Python parse inconsistent free form street names using regex


For data in the following structure I want to obtain the parsed street name details:

# streetname 1() refers to house number 1 with an empty () additional qualifier 

keyword_token: street name 4()
keyword_token: street-name 14()

keyword_token: streetname 123()keyword_token: streetname 123()
# why is it logged one message per line, but we get the address logged twice - sometimes??
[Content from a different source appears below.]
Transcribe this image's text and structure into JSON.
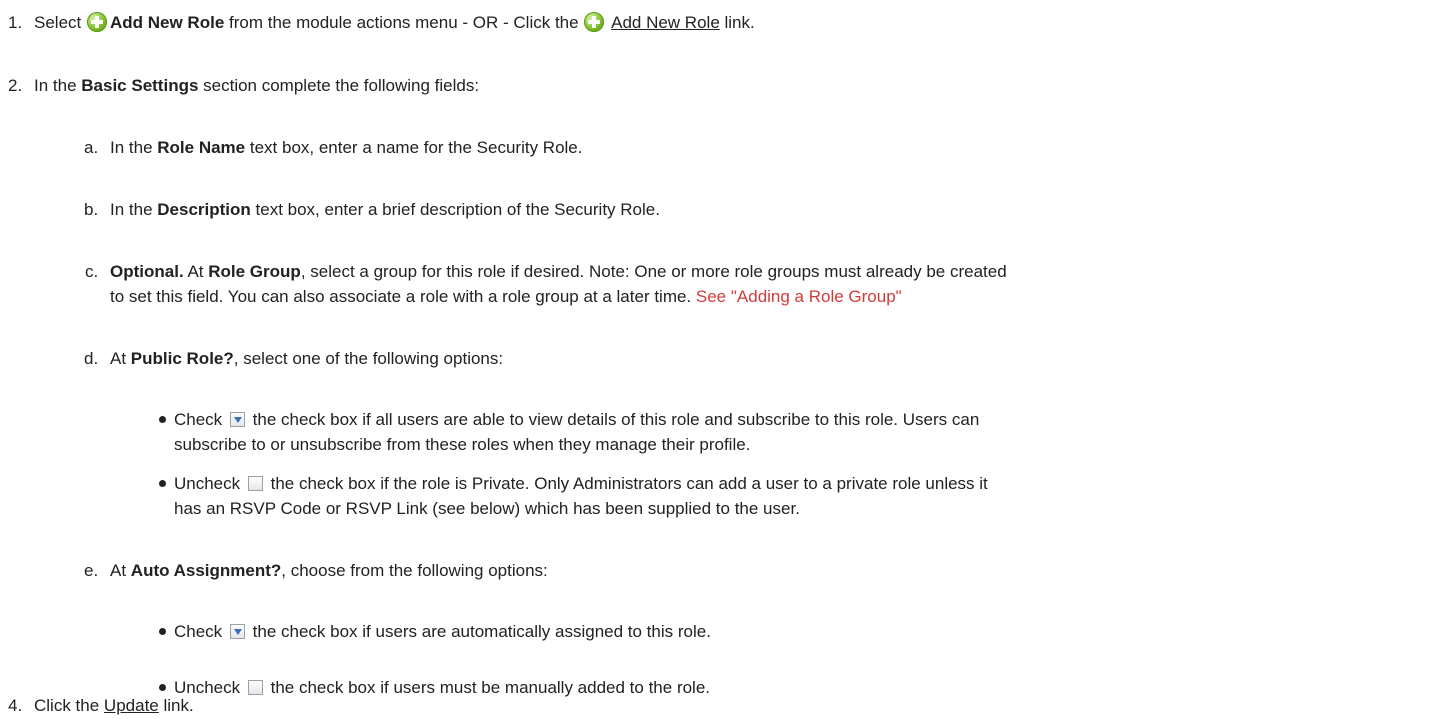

keyword_token: streetname 9(7)keyword_token: streetname 9(7)
keyword_token: streetname 27()\r\n a lot more text and log messages in the free form text log - one messageper line  \n
    
keyword_token: street-name 1-23(BLOCK D HAUS 6)keyword_token: street-name 1-23(BLOCK H HAUS 2)keyword_token: street-name 1-23(BLOCK G HAUS 3)',
        
        

The ideall expected result is: 3 fields for each record:

  • street name
  • house number
  • additional qualifier (empty/NaN) if it is empty/missing

So far I experimented with the regex of: keyword_token(.*), but this is giving the whole line after the keyword token.

Complications:

  • I am only interested in the first match (not many) i..e only the first occurence of keyword_token:
  • the street name itself can be quite inconsistent (spaces, -) it will start after the keyword_token: and go until the (

edit: an example regex101 is found here https://regex101.com/r/ueEfNU/1

edit 2: also not numeric house numbers need to be supported.

keyword_token: street_name 32a()

Solution

  • You can use

    keyword_token:\s*(.*?)\s*(\d[a-zA-Z\d-]*)\(([^()]*)\)
    

    See the regex demo. Details:

    • keyword_token: - a fixed string
    • \s* - zero or more whitespaces
    • (.*?) - Group 1: any zero or more chars other than line break chars, as few as possible (due to *? lazy quantifier)
    • \s* - zero or more whitespaces
    • (\d[a-zA-Z\d-]*) - Group 2: a digit and then zero or more letters, digits or - char
    • \( - a ( char
    • ([^()]*) - Group 3: one or more chars other than ( and )
    • \) - a ) char.